Uma questão de para onde vai o dinheiro
De acordo com a Agência Senado, um dos argumentos para o veto presidencial é que “[…] o projeto cria uma despesa obrigatória sem apresentar uma fonte financeira para ela […]”, e essa discussão financeira explica muita coisa. O ajuste fiscal do governo Lula, apoiado pelo Congresso Nacional de Alcolumbre e Hugo Motta, tem um único e certeiro alvo: os trabalhadores e os mais pobres.
Todos estão unidos para cortar gastos sociais, acelerar uma nova reforma da Previdência e medidas como a desvinculação dos pisos constitucionais da Saúde e da Educação, para manter o arcabouço fiscal. Em outras palavras, mais dinheiro para banqueiro através da dívida pública.

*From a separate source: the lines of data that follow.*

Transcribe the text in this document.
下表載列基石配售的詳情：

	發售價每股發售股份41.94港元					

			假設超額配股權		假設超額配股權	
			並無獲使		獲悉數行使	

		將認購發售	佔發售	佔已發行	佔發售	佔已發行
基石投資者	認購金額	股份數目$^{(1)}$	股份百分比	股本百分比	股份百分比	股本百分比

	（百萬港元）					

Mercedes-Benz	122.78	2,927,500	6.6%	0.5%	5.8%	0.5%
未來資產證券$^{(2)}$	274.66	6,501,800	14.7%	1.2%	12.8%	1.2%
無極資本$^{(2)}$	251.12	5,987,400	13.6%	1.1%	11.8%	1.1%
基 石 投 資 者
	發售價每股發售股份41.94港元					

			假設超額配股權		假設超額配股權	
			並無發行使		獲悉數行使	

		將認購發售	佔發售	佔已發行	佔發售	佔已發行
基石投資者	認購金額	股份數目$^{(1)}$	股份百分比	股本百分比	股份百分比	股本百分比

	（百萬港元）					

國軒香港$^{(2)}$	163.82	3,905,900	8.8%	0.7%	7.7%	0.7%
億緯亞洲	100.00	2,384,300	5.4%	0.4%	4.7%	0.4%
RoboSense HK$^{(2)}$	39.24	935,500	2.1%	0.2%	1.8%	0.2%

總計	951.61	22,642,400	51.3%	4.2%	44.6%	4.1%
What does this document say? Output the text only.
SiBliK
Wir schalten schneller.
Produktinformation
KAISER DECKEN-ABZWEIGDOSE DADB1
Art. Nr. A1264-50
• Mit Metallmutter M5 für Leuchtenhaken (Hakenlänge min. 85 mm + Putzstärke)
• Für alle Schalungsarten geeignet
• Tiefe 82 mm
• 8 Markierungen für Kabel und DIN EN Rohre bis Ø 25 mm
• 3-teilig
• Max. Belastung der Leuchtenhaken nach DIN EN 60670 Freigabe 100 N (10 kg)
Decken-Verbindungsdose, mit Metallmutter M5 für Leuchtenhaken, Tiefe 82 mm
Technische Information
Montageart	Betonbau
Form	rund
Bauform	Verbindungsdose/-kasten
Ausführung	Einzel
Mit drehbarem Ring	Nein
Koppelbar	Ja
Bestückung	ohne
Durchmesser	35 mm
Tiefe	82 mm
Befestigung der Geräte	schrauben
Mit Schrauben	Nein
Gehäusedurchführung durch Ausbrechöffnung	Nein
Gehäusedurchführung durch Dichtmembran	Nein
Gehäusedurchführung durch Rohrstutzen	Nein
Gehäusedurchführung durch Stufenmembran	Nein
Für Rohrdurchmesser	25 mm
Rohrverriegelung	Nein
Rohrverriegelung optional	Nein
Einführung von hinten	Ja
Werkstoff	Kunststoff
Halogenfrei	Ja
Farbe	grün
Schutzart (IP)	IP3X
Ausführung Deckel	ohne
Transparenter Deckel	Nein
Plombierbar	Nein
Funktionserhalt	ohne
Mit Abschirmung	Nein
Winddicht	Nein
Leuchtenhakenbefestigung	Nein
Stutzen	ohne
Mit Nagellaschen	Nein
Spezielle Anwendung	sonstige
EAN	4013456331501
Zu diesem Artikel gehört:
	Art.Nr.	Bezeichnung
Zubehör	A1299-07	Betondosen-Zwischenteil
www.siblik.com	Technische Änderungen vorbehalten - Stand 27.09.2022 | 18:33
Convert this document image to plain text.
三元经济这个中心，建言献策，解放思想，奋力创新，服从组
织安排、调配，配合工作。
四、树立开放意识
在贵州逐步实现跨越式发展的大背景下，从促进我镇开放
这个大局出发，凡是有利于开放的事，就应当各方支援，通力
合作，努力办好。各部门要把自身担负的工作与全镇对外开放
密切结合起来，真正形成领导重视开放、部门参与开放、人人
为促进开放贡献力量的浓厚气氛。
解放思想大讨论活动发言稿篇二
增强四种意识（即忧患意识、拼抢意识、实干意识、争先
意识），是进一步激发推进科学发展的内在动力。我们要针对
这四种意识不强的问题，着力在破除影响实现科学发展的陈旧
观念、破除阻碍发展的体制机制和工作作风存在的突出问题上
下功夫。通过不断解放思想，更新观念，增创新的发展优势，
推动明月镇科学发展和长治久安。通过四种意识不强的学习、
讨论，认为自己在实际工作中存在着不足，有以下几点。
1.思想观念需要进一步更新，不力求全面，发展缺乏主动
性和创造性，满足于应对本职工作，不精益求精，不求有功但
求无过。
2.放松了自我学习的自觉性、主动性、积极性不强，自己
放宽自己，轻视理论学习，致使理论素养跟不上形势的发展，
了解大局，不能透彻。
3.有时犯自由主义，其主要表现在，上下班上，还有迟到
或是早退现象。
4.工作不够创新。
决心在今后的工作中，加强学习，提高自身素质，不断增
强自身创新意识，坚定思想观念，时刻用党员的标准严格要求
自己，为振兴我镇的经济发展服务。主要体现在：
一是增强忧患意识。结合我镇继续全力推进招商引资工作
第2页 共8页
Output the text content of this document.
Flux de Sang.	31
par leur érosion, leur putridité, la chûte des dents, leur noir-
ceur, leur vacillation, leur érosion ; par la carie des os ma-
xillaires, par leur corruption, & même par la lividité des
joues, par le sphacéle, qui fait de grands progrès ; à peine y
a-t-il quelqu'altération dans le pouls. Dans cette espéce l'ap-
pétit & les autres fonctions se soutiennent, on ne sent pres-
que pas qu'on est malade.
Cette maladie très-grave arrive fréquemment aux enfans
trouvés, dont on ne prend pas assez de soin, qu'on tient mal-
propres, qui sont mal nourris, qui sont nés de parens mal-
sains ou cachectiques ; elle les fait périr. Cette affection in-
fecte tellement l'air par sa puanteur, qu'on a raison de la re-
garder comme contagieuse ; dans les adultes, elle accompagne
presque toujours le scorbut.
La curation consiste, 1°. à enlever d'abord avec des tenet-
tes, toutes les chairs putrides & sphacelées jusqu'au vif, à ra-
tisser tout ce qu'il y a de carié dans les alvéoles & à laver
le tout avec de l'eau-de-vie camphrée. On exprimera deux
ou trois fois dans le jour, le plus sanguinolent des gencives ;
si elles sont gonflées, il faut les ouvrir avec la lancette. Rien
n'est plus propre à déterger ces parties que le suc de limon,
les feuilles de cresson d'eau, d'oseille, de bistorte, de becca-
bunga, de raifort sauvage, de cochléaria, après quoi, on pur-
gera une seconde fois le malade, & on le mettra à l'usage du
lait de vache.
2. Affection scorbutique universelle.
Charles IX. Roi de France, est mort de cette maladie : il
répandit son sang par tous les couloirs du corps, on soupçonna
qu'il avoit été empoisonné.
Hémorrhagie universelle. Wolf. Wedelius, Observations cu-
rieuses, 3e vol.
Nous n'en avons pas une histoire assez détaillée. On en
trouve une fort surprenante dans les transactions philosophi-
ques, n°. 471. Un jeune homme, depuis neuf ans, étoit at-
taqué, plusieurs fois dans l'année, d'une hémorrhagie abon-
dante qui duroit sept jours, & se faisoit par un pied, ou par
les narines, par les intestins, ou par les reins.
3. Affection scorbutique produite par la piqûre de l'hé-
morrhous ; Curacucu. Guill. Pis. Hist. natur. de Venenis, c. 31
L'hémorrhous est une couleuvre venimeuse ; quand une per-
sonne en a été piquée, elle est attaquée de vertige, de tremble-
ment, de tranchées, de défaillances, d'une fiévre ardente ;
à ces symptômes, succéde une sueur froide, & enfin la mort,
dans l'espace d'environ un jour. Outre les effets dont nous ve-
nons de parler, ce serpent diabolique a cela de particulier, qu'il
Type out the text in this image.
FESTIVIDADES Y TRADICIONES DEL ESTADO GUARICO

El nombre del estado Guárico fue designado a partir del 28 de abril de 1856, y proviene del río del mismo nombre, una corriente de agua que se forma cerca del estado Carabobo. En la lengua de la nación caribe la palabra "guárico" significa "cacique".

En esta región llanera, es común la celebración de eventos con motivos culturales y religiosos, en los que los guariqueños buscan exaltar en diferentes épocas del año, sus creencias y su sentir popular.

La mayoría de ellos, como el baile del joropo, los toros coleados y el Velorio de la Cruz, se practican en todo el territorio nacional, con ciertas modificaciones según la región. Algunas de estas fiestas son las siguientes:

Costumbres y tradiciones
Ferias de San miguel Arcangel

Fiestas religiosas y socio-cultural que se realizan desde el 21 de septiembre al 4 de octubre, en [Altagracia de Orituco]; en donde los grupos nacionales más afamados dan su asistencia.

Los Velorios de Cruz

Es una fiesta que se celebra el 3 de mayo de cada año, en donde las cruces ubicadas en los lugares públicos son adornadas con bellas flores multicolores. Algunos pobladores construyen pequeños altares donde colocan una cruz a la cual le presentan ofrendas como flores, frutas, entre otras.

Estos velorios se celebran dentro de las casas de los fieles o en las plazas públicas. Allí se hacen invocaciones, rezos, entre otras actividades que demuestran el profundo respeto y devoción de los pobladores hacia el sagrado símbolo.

Enquanto vigorar o arcabouço fiscal, a pressão será por cortar mais e mais. Por mais reformas da Previdência, o fim do BPC e demais benefícios sociais. O fim do arcabouço fiscal é, desta forma, pressuposto para enfrentar os ataques do governo e do Congresso Nacional. É impossível que, com um volume de recursos tão escassos e, por consequência, com políticas públicas tão deficitárias, garantir todos os direitos da comunidade PCD e suas famílias.
A luta pelos direitos de pessoas com DM1/PCDs só pode ser consequente com seus objetivos se colocar no seu horizonte a luta contra o arcabouço fiscal neoliberal de Lula e do Congresso Nacional. É essa política fiscal que leva o governo Lula e o Congresso Nacional a lançar mão de uma série de medidas que atacam a população e os trabalhadores do país.
Em última instância, os direitos de PCDs só serão plenamente possíveis com o fim do capitalismo e da construção de uma outra sociedade, socialista, em que nenhum ser humano vai ser tratado como mercadoria.